The evening sun goes down and the birds land on the mirror-like Holckenhavn Fjord. That is often just how it is. Enjoy the countryside here along paths following a disused railway, through bogs and salt marshes, past castle mounds and sacred springs.
Holckenhavn Fjord and the Ørbæk Å river valley were shaped during the Ice Age when a glacial tongue filled the entire Great Belt and the land surrounding it. Meltwater rivers flowed through tunnels under the ice and were so powerful that they carved valleys in the underlying soil.
Both Vindinge Å river and Ørbæk Å river flow into Holckenhavn Fjord. With the higher water level during the Stone Age, the fjord extended all the way to Bynkel in the Ørbæk Å river valley, and as far as Vindinge in the Vindinge Å river valley. However, following a slight land elevation and the build-up of sand, silt and peat from the two rivers and vegetation along the banks of the fjord, parts of the fjord have filled up over time.
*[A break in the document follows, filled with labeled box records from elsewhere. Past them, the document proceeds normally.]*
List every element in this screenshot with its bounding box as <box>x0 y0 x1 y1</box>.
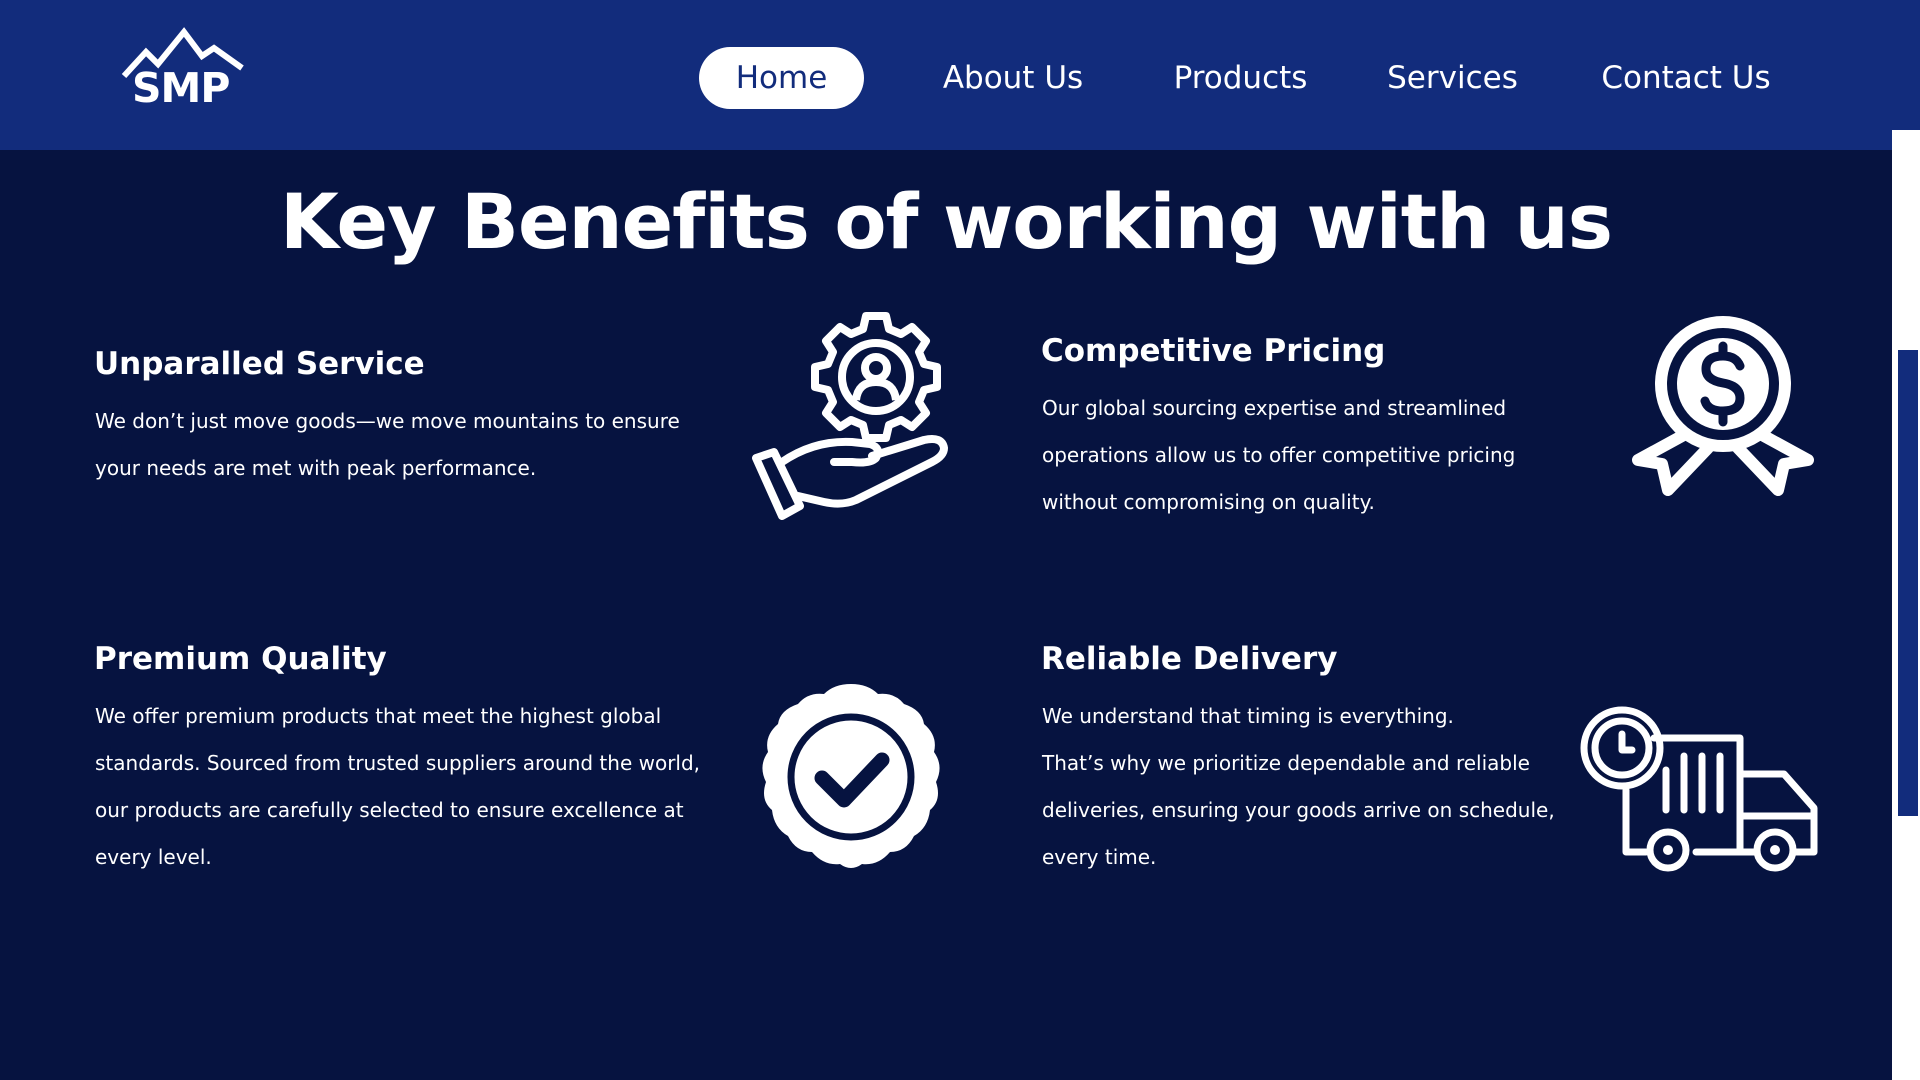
benefit-title-quality: Premium Quality <box>94 641 387 677</box>
benefit-text-line: That’s why we prioritize dependable and … <box>1042 751 1530 775</box>
benefit-text-quality: We offer premium products that meet the … <box>95 693 700 881</box>
benefit-text-service: We don’t just move goods—we move mountai… <box>95 398 680 492</box>
benefit-text-line: Our global sourcing expertise and stream… <box>1042 396 1507 420</box>
delivery-truck-clock-icon <box>1580 706 1818 872</box>
nav-home[interactable]: Home <box>699 47 864 109</box>
nav-services[interactable]: Services <box>1380 47 1525 109</box>
benefit-title-service: Unparalled Service <box>94 346 425 382</box>
scrollbar-thumb[interactable] <box>1898 350 1918 816</box>
benefit-title-pricing: Competitive Pricing <box>1041 333 1386 369</box>
page-scrollbar[interactable] <box>1892 130 1920 1080</box>
benefit-text-line: operations allow us to offer competitive… <box>1042 443 1516 467</box>
smp-logo[interactable]: SMP <box>118 26 248 121</box>
benefit-text-line: We understand that timing is everything. <box>1042 704 1454 728</box>
site-header: SMP Home About Us Products Services Cont… <box>0 0 1920 150</box>
benefit-text-line: every time. <box>1042 845 1157 869</box>
page: SMP Home About Us Products Services Cont… <box>0 0 1920 1080</box>
benefit-text-line: We offer premium products that meet the … <box>95 704 662 728</box>
benefit-text-line: We don’t just move goods—we move mountai… <box>95 409 680 433</box>
benefit-text-line: our products are carefully selected to e… <box>95 798 684 822</box>
dollar-badge-icon <box>1632 316 1814 496</box>
benefit-text-line: without compromising on quality. <box>1042 490 1375 514</box>
section-title: Key Benefits of working with us <box>279 177 1613 266</box>
benefit-text-line: deliveries, ensuring your goods arrive o… <box>1042 798 1555 822</box>
check-seal-icon <box>762 684 940 868</box>
nav-contact-us[interactable]: Contact Us <box>1596 47 1776 109</box>
benefit-text-line: your needs are met with peak performance… <box>95 456 537 480</box>
benefit-title-delivery: Reliable Delivery <box>1041 641 1338 677</box>
benefit-text-line: every level. <box>95 845 212 869</box>
nav-products[interactable]: Products <box>1162 47 1319 109</box>
benefit-text-line: standards. Sourced from trusted supplier… <box>95 751 701 775</box>
benefit-text-pricing: Our global sourcing expertise and stream… <box>1042 385 1515 526</box>
hand-gear-user-icon <box>752 312 948 520</box>
benefit-text-delivery: We understand that timing is everything.… <box>1042 693 1555 881</box>
logo-text: SMP <box>132 64 230 112</box>
nav-about-us[interactable]: About Us <box>930 47 1096 109</box>
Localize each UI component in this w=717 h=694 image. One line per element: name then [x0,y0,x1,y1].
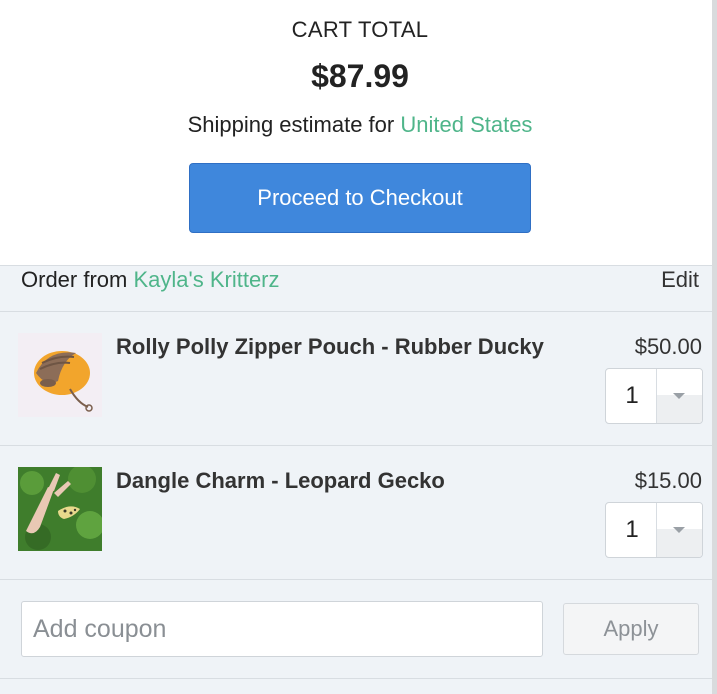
quantity-select[interactable]: 1 [605,502,703,558]
cart-panel: CART TOTAL $87.99 Shipping estimate for … [0,0,717,694]
shipping-estimate: Shipping estimate for United States [0,112,717,138]
quantity-value: 1 [625,382,639,409]
quantity-select[interactable]: 1 [605,368,703,424]
divider [0,678,712,679]
item-price: $15.00 [634,468,702,493]
cart-item: Rolly Polly Zipper Pouch - Rubber Ducky … [0,312,712,445]
order-header: Order from Kayla's Kritterz [21,266,280,294]
order-section: Order from Kayla's Kritterz Edit Rolly P… [0,265,712,694]
product-image-zipper-pouch[interactable] [18,333,102,417]
scrollbar-edge [712,0,717,694]
item-price: $50.00 [634,334,702,359]
order-prefix: Order from [21,267,128,292]
apply-coupon-button[interactable]: Apply [563,603,699,655]
shipping-country-link[interactable]: United States [400,112,532,137]
chevron-down-icon[interactable] [656,369,702,423]
product-title-link[interactable]: Rolly Polly Zipper Pouch - Rubber Ducky [116,334,544,360]
cart-total-amount: $87.99 [311,58,409,94]
product-title-link[interactable]: Dangle Charm - Leopard Gecko [116,468,445,494]
shop-name-link[interactable]: Kayla's Kritterz [133,267,279,292]
edit-link[interactable]: Edit [661,266,699,294]
cart-total-label: CART TOTAL [291,17,429,42]
coupon-input[interactable] [21,601,543,657]
cart-item: Dangle Charm - Leopard Gecko $15.00 1 [0,446,712,579]
divider [0,579,712,580]
shipping-prefix: Shipping estimate for [187,112,395,137]
proceed-to-checkout-button[interactable]: Proceed to Checkout [189,163,531,233]
cart-summary: CART TOTAL $87.99 Shipping estimate for … [0,0,712,265]
quantity-value: 1 [625,516,639,543]
product-image-leopard-gecko[interactable] [18,467,102,551]
chevron-down-icon[interactable] [656,503,702,557]
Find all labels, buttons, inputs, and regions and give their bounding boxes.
There is tremendous biodiversity in the marshes and salt meadows of Holckenhavn Fjord, and orchids can be seen growing at the outlet of Ørbæk Å river. The fjord is an excellent area for bird watching, where there is an abundance of ducks, geese, swans, coots, etc.
You may also catch a glimpse of the osprey and other birds of prey, especially during the migration season. Grey herons and the marsh harrier also breed in the area.
Holckenhavn Fjord and the Ørbæk Å river valley are one of around 200 areas in Denmark of national geological interest.
In addition to the marked route, there are several other possible walks in the area. Starting out from the dam at Holckenhavn, you can choose to walk along Gl. Vindingevej to the marked path on the old railway to Vindinge Å river, and from there along the path to Vindinge. From Vindinge, walk along the public road through Rosilde to Bynkel and then back to Holckenhavn.
There are several places in the area offering wonderful views of the fjord and river valley, where you can picture the Viking ships sailing up the fjord towards Vindinge and Gammelborg – the predecessor of Nyborg Castle – 1,000 years ago.